Normalize data To be able to analyze them optimally and with the cleanest data possible, is essential for the performance and growth of a business. In this post we are going to talk about some of the steps that must be taken to achieve it..
Real world data and data in its early stages is often dirty. May be incomplete, inconsistent and full of errors. One of the most successful ways to protect concise data for analysis is to normalize and pre-process it.
Data processing comprises four techniques that, if used correctly, result in beautifully transformed data.
Data pre-processing techniques
The data processing techniques are the following:
- Data cleansing– Data cleansing removes noise and resolves data inconsistencies.
- Data integration– With data integration, data is migrated from multiple sources to a consistent source, as a data warehouse.
- Data transformation– Data transformation is used to normalize data of any type.
- Data decrease– Shrinking data reduces the size of data by adding it.
All of these techniques can work together or individually to create a robust data set... A big part of data preprocessing is the transformation aspect. When it comes to raw data, you never know what you will get. Therefore, Normalizing the data through the transformation procedure is one of the fastest and most efficient ways to achieve your end goal of clean and usable data...
The rise of ETL
In recent years, extract, transform and load (ETL) has quickly become one of the most efficient ways to migrate large and small data sets from source to a data warehouse. Companies are rapidly implementing this procedure because it enables them to consult their data.. With ETL, users can migrate large amounts of data They come from a range of different systems. As an example, if I want to see the data of a client, based on data warehouse design, you can use a single query to get the customer's personal information, purchase and order history and billing information. All of this comes in handy when trying to track an order., but the delivery processes of this transformed and standardized data are also vital for the ETL procedure.
The entire ETL procedure is very comprehensive and encompasses a range of capabilities to normalize data. And what is more, Even though this procedure can only deliver clean data, combining this procedure with standardization further guarantees data quality..

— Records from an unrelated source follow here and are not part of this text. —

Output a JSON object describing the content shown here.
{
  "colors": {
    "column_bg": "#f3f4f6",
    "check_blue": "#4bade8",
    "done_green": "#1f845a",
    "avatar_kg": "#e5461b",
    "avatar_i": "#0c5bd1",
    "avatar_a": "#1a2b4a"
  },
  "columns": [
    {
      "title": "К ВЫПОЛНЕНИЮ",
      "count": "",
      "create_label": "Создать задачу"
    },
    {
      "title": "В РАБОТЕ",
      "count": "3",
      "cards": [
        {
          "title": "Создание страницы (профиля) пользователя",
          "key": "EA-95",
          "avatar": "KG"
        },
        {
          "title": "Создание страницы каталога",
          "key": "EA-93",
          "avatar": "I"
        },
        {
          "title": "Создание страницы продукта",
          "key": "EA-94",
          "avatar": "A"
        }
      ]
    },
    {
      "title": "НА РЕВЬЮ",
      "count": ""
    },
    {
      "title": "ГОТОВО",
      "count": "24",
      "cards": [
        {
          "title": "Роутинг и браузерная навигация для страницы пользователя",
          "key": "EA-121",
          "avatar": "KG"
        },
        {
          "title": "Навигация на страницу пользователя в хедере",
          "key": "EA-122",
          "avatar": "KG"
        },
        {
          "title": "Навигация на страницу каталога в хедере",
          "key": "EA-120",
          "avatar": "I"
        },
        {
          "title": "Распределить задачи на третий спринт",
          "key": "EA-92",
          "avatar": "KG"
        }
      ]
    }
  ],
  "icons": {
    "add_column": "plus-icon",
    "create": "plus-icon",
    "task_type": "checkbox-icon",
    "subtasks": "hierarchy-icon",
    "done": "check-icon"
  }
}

What is data normalization?
Data normalization is a technique applied to a data set to reduce its redundancy. The main goal of this technique is to associate similar shapes to the same data in a single data shape. This is, in a way, taking specific data like “Number”, “On one.”, “No.”, “WOMEN” O “#” and normalizing them to “Number” in all cases.
How normalization works
The technique can be used in two ways. First, takes similar data and classifies it in its first normal form, second normal form and third normal form, the first normal form being the closest association of the data form and the remaining two forms least closely associated.
The another way to use normalization is by taking an attribute from a dataset and reducing it to a small specific range. Even though this can be achieved in many different ways, exist three main ways:
- Standardization Min MAX
- Standardization Z score
- Standardized by decimal scale
Given the ETL tools like Informatica already have most of the data processing techniques mentioned above, such as data migration and transformation., this makes following these data cleansing practices much more convenient. At the same time, such ETL tools Allow users to specify the types of transformations they want to perform on their data.. These tools also provides users with a graphical user interface in which they can write custom code or use precompiled aggregate functions.
Data preprocessing through the data normalization technique, together with ETL, are the most accurate ways to have clean and fast data, which would be the most useful for analytics.